Dernière danse
Seul en scène avec ses marionnettes, masques et objets, Alexandre Haslé vient de créer Le Dictateur et le dictaphone. Un huis clos entre folie et pas de deux avec sa conscience.
La cave un peu cradingue, pleine de meubles vieillots, a des airs du Underground d’Emir Kusturica. Ce huis
clos, né sous la plume de l’australien Daniel Keene, trouve ses origines dans un roman de Romain Gary, La Danse de Gengis Cohn, dans lequel un ancien nazi passé entre les mailles du filet est hanté chaque nuit par un comique juif qu’il a assassiné pendant la guerre. Dans ses rêves, il lui apprend le yiddish jusqu’à le rendre fou. Tel était le matériau de départ donné à l’auteur qui inventa « cet homme enfermé dans un intérieur, sorte de loque humaine dont on ne sait pas très bien si elle ressasse des souvenirs, acculé au suicide par ses fantômes, ou perd pied, inexorablement », assure Alexandre Haslé. Celui qui crée lui-même accessoires, demi masques et marionnettes, s’est inspiré « de tous les grands dictateurs du XXe siècle. S’ils ont une part de folie assez importante, Hitler est le boss.

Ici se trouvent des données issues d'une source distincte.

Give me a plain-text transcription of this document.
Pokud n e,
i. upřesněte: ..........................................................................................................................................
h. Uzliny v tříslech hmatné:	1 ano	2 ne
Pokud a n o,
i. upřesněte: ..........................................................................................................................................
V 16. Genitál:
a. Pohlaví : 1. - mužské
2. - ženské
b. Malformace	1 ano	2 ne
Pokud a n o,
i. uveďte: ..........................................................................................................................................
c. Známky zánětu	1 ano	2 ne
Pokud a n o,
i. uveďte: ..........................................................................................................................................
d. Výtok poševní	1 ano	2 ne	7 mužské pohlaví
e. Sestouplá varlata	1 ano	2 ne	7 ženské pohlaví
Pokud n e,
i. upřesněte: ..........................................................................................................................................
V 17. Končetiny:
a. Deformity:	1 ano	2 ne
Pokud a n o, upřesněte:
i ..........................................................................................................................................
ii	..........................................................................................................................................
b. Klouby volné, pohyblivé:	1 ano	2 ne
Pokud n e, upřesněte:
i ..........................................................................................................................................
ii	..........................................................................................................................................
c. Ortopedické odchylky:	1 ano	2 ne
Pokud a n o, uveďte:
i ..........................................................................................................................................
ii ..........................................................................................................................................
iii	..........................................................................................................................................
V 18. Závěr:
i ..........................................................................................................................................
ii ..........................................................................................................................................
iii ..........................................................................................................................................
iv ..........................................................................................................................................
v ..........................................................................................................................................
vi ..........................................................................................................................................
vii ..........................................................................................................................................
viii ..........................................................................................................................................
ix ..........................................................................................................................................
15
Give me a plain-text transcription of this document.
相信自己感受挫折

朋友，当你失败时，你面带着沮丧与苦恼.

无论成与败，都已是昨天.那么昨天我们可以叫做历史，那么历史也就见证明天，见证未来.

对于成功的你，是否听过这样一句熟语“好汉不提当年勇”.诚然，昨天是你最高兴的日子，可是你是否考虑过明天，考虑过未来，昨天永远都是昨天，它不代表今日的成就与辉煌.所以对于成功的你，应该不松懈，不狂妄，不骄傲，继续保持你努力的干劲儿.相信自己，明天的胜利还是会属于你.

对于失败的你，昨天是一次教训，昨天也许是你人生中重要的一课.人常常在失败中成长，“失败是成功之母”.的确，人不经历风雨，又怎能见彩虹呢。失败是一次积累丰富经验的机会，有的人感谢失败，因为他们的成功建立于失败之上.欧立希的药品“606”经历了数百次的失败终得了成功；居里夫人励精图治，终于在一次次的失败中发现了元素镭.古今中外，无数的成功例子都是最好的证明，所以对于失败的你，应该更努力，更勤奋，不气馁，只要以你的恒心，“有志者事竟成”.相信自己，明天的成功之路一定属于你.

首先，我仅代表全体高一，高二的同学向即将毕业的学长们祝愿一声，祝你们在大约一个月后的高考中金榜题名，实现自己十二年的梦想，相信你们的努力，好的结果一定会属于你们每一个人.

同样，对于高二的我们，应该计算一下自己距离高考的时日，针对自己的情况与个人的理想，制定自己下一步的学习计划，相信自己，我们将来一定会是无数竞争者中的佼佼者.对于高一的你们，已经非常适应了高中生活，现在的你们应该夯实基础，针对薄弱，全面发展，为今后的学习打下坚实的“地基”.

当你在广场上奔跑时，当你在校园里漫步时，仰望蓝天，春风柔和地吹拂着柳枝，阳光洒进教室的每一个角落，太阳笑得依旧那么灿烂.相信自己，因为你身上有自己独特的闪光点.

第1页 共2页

C’était véritablement un grand malade mais le nouveau président brésilien, Bolsonaro, n’est pas mal non plus : dans son programme il dit quand même vouloir proposer aux pauvres de les stériliser contre rétribution ! » Ses marionnettes, confectionnées par un assemblage de matières (papier maché, bois, tissus, mannequin de couture…) chinées dans les vide-greniers, permettent de montrer les choses avec « une distance que le réalisme rendrait obscène : ce vieux militaire pose un piège à souris et attrape… un cadavre ! Le public peut être touché sans être brusqué, à la manière des films de Jeunet et Caro. » Confronter des personnages à une réalité qui leur échappe est une constante des pièces du metteur en scène qui travailla successivement sur Kafka, Elephant Man ou La Pluie dans laquelle une vieille femme était déjà enfermée dans ses souvenirs. Pour Le Dictateur et le dictaphone, soliloque d’une petite vingtaine de pages, il importe « surtout de faire en sorte que le public ne se prenne pas trop d’empathie pour ce monstre aux airs de petit vieux perdant la boule. De ne pas le rendre trop drôle : son cache-cache avec sa conscience est un miroir avec la réalité. On comprend que sous ses airs civilisés et grotesque, ce petit intérieur s’écroule lentement et que les spectres qui l’entourent lui rendent la monnaie de sa pièce. » L’enfer intérieur se profile jusqu’à un dialogue, les yeux dans les yeux, avec la mort.